Они были смертны, и точно так же, как и все остальные люди, хрупки и уязвимы, подвержены тем же слабостям, как и всякий человек из плоти и крови, сомнениям, страху и отчаянию; так же страдали от холода, жажды и боли. Разве что неимоверно сильный дух поддерживал в них тот огонь, что сиял в глазах, не угасая, и озаряя собою долгий путь через жизнь, — которая в действительности не проста и не обыкновенна, а трудна и сложна.
Они не хотели и не могли ждать, когда им придут на помощь иные герои, кем бы таковые ни оказались. Ожидание в бездействии — вот что было по-настоящему гибельным. Ибо тем, которые пробивались к ним, было не менее тяжело, и Ванкрид знал об этом. Пусть он не мог проследить за каждым шагом Конана и Ллеу, однако почти всякий раз, когда на тех двоих надвигалась новая катастрофа, сердце его замирало и обрывалось, падая куда-то вниз; и мальчик сжимая кулаки так, что белели костяшки пальцев, а ногти до крови впивались в ладони… Когда же опасность отступала, он в очередной раз вздыхал с облегчением.
— Мы сами должны идти к ним! — восклицал юный антарх. — И вместе вернуться в Хааген!..
Таона была с ним вполне согласна. Сознание того, что где-то есть люди, думающие о ней и о Ванкриде, придавало ей сил. Что бы ни случилось, они придут; эти двое сильных! И принесут с собой маттенсаи… обязательно принесут.
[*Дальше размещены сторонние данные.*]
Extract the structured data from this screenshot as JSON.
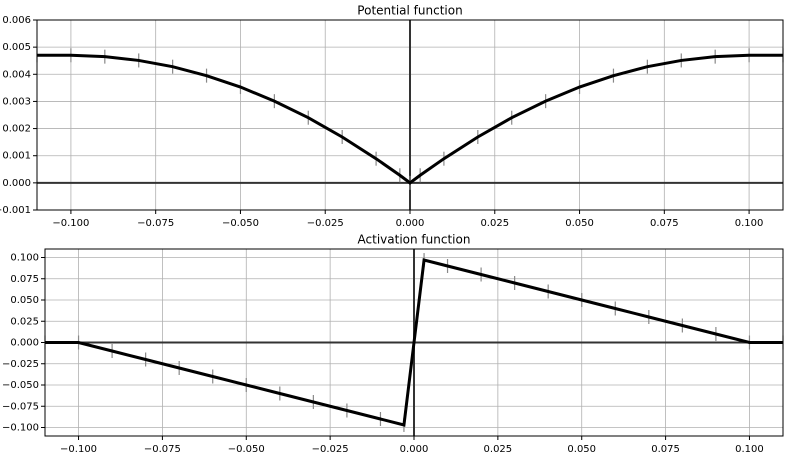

Ах, если б в самом деле можно было двинуться им навстречу! Но сначала этого не позволяло сделать состояние ее друга, а потом произошло нечто еще более жуткое. К своему ужасу, Таона обнаружила, что, в каком бы направлении они ни шла, неведомый морок возвращал ее назад на прежнее место. Она описывала круг — и возвращалась. Ни вперед, ни назад пути не было. Один и тот же заколдованный круг, против которого были бессильны заклятия и заговоры. Девочка боялась сообщить Ванкриду о своем прискорбном открытии. Но он узнал об этом сам.
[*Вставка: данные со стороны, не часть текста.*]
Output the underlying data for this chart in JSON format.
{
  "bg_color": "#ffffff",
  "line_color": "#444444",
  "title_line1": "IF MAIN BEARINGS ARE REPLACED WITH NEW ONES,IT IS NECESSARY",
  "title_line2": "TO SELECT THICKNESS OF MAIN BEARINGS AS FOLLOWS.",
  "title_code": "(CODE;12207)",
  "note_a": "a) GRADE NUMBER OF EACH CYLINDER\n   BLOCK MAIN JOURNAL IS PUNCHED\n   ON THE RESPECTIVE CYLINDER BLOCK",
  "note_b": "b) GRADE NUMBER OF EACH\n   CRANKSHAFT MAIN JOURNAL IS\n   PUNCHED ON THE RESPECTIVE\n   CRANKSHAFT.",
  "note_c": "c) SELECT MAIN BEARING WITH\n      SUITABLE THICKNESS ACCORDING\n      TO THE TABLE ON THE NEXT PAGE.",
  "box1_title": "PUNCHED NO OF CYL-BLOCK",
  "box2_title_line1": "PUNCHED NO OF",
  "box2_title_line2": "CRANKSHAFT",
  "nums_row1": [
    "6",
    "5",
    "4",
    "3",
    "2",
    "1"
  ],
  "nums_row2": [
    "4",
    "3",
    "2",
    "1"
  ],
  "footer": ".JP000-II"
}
— Кажется, нам сложновато будет отсюда выбраться, — сказал он однажды.
Таона взглянула на него в панике.
— Ты… тебе известно?
— Да, известно. Ты не можешь перешагнуть границу круга, ведь так? Но, Таона, самое плохое не в этом.
— Что же может быть хуже?! — воскликнула лапочка.
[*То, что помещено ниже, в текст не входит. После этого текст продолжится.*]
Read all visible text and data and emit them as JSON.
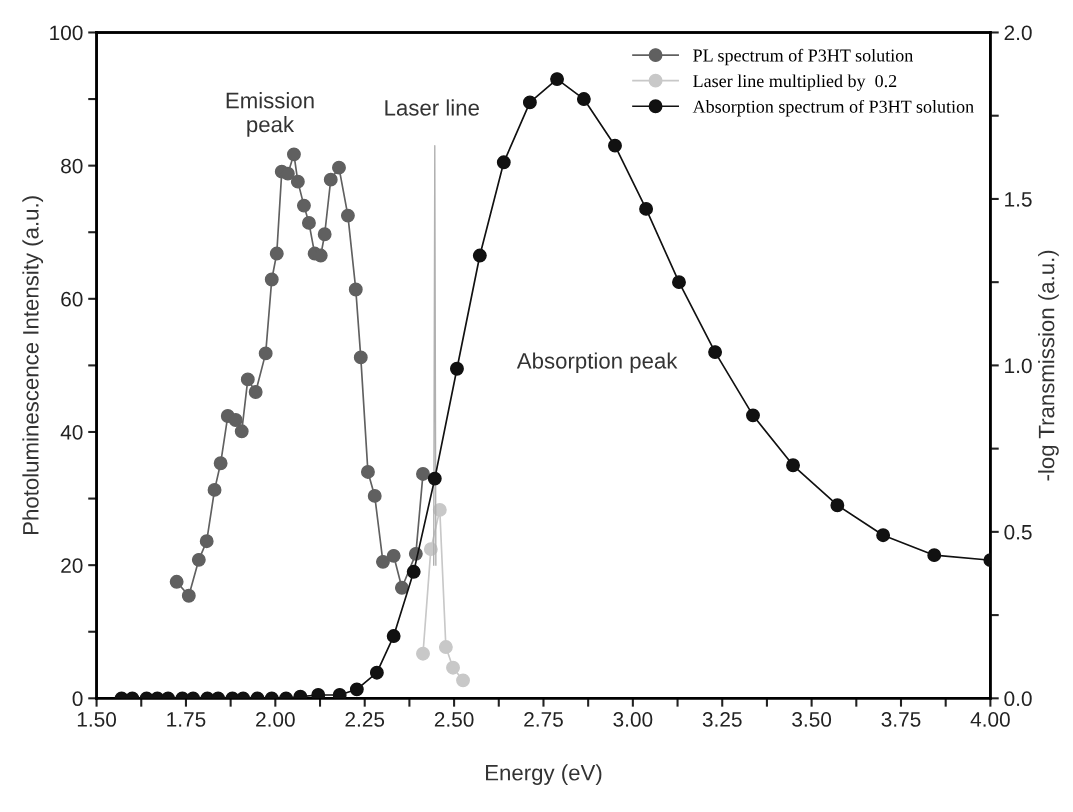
{
  "chart_data": {
    "type": "line",
    "xlabel": "Energy (eV)",
    "ylabel": "Photoluminescence Intensity (a.u.)",
    "y2label": "-log Transmission (a.u.)",
    "xlim": [
      1.5,
      4.0
    ],
    "ylim": [
      0,
      100
    ],
    "y2lim": [
      0,
      2.0
    ],
    "xticks": [
      {
        "value": 1.5,
        "label": "1.50"
      },
      {
        "value": 1.625,
        "label": null
      },
      {
        "value": 1.75,
        "label": "1.75"
      },
      {
        "value": 1.875,
        "label": null
      },
      {
        "value": 2.0,
        "label": "2.00"
      },
      {
        "value": 2.125,
        "label": null
      },
      {
        "value": 2.25,
        "label": "2.25"
      },
      {
        "value": 2.375,
        "label": null
      },
      {
        "value": 2.5,
        "label": "2.50"
      },
      {
        "value": 2.625,
        "label": null
      },
      {
        "value": 2.75,
        "label": "2.75"
      },
      {
        "value": 2.875,
        "label": null
      },
      {
        "value": 3.0,
        "label": "3.00"
      },
      {
        "value": 3.125,
        "label": null
      },
      {
        "value": 3.25,
        "label": "3.25"
      },
      {
        "value": 3.375,
        "label": null
      },
      {
        "value": 3.5,
        "label": "3.50"
      },
      {
        "value": 3.625,
        "label": null
      },
      {
        "value": 3.75,
        "label": "3.75"
      },
      {
        "value": 3.875,
        "label": null
      },
      {
        "value": 4.0,
        "label": "4.00"
      }
    ],
    "yticks": [
      0,
      {
        "value": 10,
        "label": null
      },
      20,
      {
        "value": 30,
        "label": null
      },
      40,
      {
        "value": 50,
        "label": null
      },
      60,
      {
        "value": 70,
        "label": null
      },
      80,
      {
        "value": 90,
        "label": null
      },
      100
    ],
    "y2ticks": [
      {
        "value": 0,
        "label": "0.0"
      },
      {
        "value": 0.25,
        "label": null
      },
      {
        "value": 0.5,
        "label": "0.5"
      },
      {
        "value": 0.75,
        "label": null
      },
      {
        "value": 1.0,
        "label": "1.0"
      },
      {
        "value": 1.25,
        "label": null
      },
      {
        "value": 1.5,
        "label": "1.5"
      },
      {
        "value": 1.75,
        "label": null
      },
      {
        "value": 2.0,
        "label": "2.0"
      }
    ],
    "legend": "top right",
    "grid": false,
    "series": [
      {
        "name": "PL spectrum of P3HT solution",
        "color": "#606060",
        "marker": "circle",
        "x": [
          1.724,
          1.758,
          1.786,
          1.808,
          1.83,
          1.847,
          1.867,
          1.889,
          1.906,
          1.923,
          1.945,
          1.973,
          1.99,
          2.004,
          2.018,
          2.035,
          2.052,
          2.063,
          2.08,
          2.094,
          2.11,
          2.127,
          2.138,
          2.155,
          2.178,
          2.203,
          2.225,
          2.239,
          2.259,
          2.278,
          2.301,
          2.331,
          2.354,
          2.393,
          2.413
        ],
        "values": [
          17.5,
          15.4,
          20.8,
          23.6,
          31.3,
          35.3,
          42.4,
          41.8,
          40.1,
          47.9,
          46.0,
          51.8,
          62.9,
          66.8,
          79.1,
          78.8,
          81.7,
          77.6,
          74.0,
          71.4,
          66.8,
          66.5,
          69.7,
          77.9,
          79.7,
          72.5,
          61.4,
          51.2,
          34.0,
          30.4,
          20.5,
          21.4,
          16.6,
          21.7,
          33.7
        ]
      },
      {
        "name": "Laser line multiplied by  0.2",
        "color": "#c8c8c8",
        "marker": "circle",
        "x": [
          2.413,
          2.435,
          2.46,
          2.477,
          2.497,
          2.525
        ],
        "values": [
          6.7,
          22.4,
          28.3,
          7.7,
          4.6,
          2.7
        ]
      },
      {
        "color": "#b0b0b0",
        "marker": "none",
        "x": [
          2.443,
          2.446,
          2.449
        ],
        "values": [
          20,
          83,
          20
        ]
      },
      {
        "name": "Absorption spectrum of P3HT solution",
        "color": "#111111",
        "marker": "circle",
        "axis": "y2",
        "x": [
          1.57,
          1.6,
          1.64,
          1.67,
          1.7,
          1.74,
          1.77,
          1.81,
          1.84,
          1.88,
          1.91,
          1.95,
          1.99,
          2.03,
          2.07,
          2.12,
          2.18,
          2.228,
          2.284,
          2.331,
          2.387,
          2.446,
          2.508,
          2.572,
          2.639,
          2.712,
          2.788,
          2.863,
          2.95,
          3.037,
          3.129,
          3.23,
          3.336,
          3.448,
          3.572,
          3.7,
          3.843,
          4.0
        ],
        "values": [
          0,
          0,
          0,
          0,
          0,
          0,
          0,
          0,
          0,
          0,
          0,
          0,
          0,
          0,
          0.005,
          0.01,
          0.01,
          0.027,
          0.077,
          0.187,
          0.38,
          0.66,
          0.99,
          1.33,
          1.61,
          1.79,
          1.86,
          1.8,
          1.66,
          1.47,
          1.25,
          1.04,
          0.85,
          0.7,
          0.58,
          0.49,
          0.43,
          0.415
        ]
      }
    ],
    "annotations": [
      "Emission\npeak",
      "Laser line",
      "Absorption peak"
    ]
  }
}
— То, что наши спасители тоже не смогут этого сделать. Это место, где мы находимся, оно теперь будто под колпаком. Они могут пройти совсем рядом с нами, но не увидеть и не услышать нас.
Таона беззвучно шевельнула губами.
— Но, Ванкрид, ведь один из них видит даже в темноте и в тумане. Может, он все же почувствует наше присутствие?.. — неуверенно произнесла она, цепляясь за робкую надежду.
— Нет, — печально возразил мальчик. — Это тоже недоступно. Здесь его способности сильны, так же, как твои… и мои. Я знаю, что произошло, но ничего не могу с этим поделать. Мне не разорвать круг.
Значит, они вырвались из ледяного плена Хаагена лишь затем, чтобы очутиться в еще более изуверской ловушке! Из которой нет выхода..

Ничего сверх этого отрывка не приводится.